Dann betrat er das deutsche Offiziersquartier, wo er einen hochrangigen Offizier, der Französisch sprach, davon überzeugte, dass das Dorf von kanadischen Soldaten umgeben sei. Er sagte ihm, er solle seinen Offizierskollegen sagen, dass sie sofort evakuieren sollten — oder dass sie gefangen genommen würden, wenn die Stadt fiel. Als Zeichen des guten Willens ließ er den Deutschen seine Waffe behalten.

Mr. Major stürmte dann durch die Stadt, um eine Belagerung durch eine vorrückende Armee zu simulieren. Mit Hilfe niederländischer Widerstandsoffiziere nahm er mehr als 50 deutsche Soldaten gefangen.
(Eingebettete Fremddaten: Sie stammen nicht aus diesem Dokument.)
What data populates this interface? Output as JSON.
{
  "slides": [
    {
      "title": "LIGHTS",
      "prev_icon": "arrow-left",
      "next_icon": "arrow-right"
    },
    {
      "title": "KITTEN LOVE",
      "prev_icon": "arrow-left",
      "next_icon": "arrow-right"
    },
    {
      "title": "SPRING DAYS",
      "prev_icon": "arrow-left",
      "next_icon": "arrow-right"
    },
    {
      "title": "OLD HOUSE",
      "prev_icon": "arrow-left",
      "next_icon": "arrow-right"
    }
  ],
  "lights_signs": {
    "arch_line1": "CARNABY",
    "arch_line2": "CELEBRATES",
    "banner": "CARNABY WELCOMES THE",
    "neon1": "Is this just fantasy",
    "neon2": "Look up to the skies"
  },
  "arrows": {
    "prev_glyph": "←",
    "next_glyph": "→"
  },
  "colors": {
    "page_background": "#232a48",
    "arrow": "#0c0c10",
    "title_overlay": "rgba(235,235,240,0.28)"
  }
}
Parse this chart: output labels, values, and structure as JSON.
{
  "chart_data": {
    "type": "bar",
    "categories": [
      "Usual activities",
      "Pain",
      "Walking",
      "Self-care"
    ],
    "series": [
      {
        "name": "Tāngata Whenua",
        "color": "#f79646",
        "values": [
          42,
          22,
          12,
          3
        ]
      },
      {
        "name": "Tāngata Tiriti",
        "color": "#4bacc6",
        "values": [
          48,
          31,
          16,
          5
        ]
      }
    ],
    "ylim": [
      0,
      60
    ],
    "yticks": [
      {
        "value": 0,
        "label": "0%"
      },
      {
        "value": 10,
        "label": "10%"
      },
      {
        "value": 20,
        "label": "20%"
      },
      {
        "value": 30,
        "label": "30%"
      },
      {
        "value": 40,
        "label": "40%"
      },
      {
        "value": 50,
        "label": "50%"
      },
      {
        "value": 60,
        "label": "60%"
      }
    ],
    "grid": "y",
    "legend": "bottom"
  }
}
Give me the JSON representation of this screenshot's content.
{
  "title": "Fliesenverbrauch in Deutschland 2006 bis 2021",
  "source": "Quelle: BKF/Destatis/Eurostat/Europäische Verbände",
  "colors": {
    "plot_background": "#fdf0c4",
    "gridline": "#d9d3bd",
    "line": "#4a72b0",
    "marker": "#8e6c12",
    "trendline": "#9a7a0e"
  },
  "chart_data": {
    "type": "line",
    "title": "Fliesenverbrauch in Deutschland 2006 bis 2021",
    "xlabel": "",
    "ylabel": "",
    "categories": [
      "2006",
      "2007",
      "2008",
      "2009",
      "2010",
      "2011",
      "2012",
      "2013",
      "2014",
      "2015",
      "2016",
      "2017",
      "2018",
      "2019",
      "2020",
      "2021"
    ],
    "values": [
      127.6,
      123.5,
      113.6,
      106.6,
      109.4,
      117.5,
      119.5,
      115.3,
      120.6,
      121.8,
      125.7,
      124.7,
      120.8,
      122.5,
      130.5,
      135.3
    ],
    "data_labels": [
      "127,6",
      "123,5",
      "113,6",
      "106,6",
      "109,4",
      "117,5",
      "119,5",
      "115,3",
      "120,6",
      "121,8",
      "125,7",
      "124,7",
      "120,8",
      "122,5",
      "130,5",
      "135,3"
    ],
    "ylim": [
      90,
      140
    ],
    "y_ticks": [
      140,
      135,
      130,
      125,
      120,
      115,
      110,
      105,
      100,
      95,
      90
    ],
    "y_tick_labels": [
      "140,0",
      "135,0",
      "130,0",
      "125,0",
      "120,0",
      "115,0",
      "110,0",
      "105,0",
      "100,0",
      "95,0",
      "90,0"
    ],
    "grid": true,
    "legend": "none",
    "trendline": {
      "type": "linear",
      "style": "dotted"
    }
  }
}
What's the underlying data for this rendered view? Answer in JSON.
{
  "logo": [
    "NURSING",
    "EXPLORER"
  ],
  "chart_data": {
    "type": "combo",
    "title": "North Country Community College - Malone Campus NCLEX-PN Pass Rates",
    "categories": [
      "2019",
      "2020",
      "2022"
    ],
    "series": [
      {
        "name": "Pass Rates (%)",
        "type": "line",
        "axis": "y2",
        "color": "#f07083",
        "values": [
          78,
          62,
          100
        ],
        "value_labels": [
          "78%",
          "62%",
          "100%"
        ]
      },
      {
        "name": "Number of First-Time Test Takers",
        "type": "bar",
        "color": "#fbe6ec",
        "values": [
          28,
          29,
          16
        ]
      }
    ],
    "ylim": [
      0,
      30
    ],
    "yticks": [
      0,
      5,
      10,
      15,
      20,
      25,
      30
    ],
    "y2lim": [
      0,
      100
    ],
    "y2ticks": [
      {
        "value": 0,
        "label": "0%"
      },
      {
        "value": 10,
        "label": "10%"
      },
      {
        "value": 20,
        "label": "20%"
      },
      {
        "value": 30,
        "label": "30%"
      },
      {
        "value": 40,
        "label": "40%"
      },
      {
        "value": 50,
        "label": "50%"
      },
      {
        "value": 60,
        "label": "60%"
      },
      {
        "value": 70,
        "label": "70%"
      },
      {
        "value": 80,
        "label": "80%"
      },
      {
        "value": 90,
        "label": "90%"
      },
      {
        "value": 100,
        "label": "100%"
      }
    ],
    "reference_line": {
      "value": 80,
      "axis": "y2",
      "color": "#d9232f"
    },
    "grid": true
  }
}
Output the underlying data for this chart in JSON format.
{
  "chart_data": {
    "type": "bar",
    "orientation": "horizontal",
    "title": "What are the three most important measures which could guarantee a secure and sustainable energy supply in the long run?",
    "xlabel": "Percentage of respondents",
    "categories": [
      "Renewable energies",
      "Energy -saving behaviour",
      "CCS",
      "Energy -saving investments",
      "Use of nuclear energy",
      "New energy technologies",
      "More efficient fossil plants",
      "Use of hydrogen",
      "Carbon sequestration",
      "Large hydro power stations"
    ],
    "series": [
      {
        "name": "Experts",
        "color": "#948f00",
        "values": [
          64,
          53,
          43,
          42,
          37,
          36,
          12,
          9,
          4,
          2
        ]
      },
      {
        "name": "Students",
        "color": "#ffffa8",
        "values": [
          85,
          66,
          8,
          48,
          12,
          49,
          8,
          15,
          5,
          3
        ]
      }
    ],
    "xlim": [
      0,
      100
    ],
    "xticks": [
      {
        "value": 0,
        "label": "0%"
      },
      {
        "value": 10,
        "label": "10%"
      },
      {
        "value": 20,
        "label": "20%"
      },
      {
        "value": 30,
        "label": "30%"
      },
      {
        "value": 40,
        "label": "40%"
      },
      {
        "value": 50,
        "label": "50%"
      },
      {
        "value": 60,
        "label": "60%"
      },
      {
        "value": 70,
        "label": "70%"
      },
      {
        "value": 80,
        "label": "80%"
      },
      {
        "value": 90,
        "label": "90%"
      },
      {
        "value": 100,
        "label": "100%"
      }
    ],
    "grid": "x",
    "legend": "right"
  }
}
Andere Deutsche flohen und die Stadt wurde befreit.

„Major war eine lose Kanone, ein dünnes Kind von der falschen Seite der Gleise, das vor nichts Angst hatte“, sagte Herr Lépine und erklärte seinen manchmal tollkühnen Mut. „Sein Vater war gewalttätig gewesen“, fügte er hinzu und bemerkte, dass der junge Québécois beweisen wollte, dass er allem standhalten konnte.

Mr. Major blieb in der kanadischen Armee und erhielt eine Medaille für Tapferkeit während des Koreakrieges, nachdem er einen strategischen Hügel erobert hatte, obwohl er von chinesischen Streitkräften zahlenmäßig weit unterlegen war.

Er kehrte im Alter von 33 Jahren nach Montreal zurück, behindert von so vielen schmerzhaften Kriegsverletzungen, dass er nicht arbeiten konnte. Er lebte von einer Veteranenrente. Er verbrachte seine Zeit damit, James Brown zuzuhören, Kleidung zu nähen und selten über die Vergangenheit zu sprechen — oder darüber, was er getan hatte, sagte sein Sohn.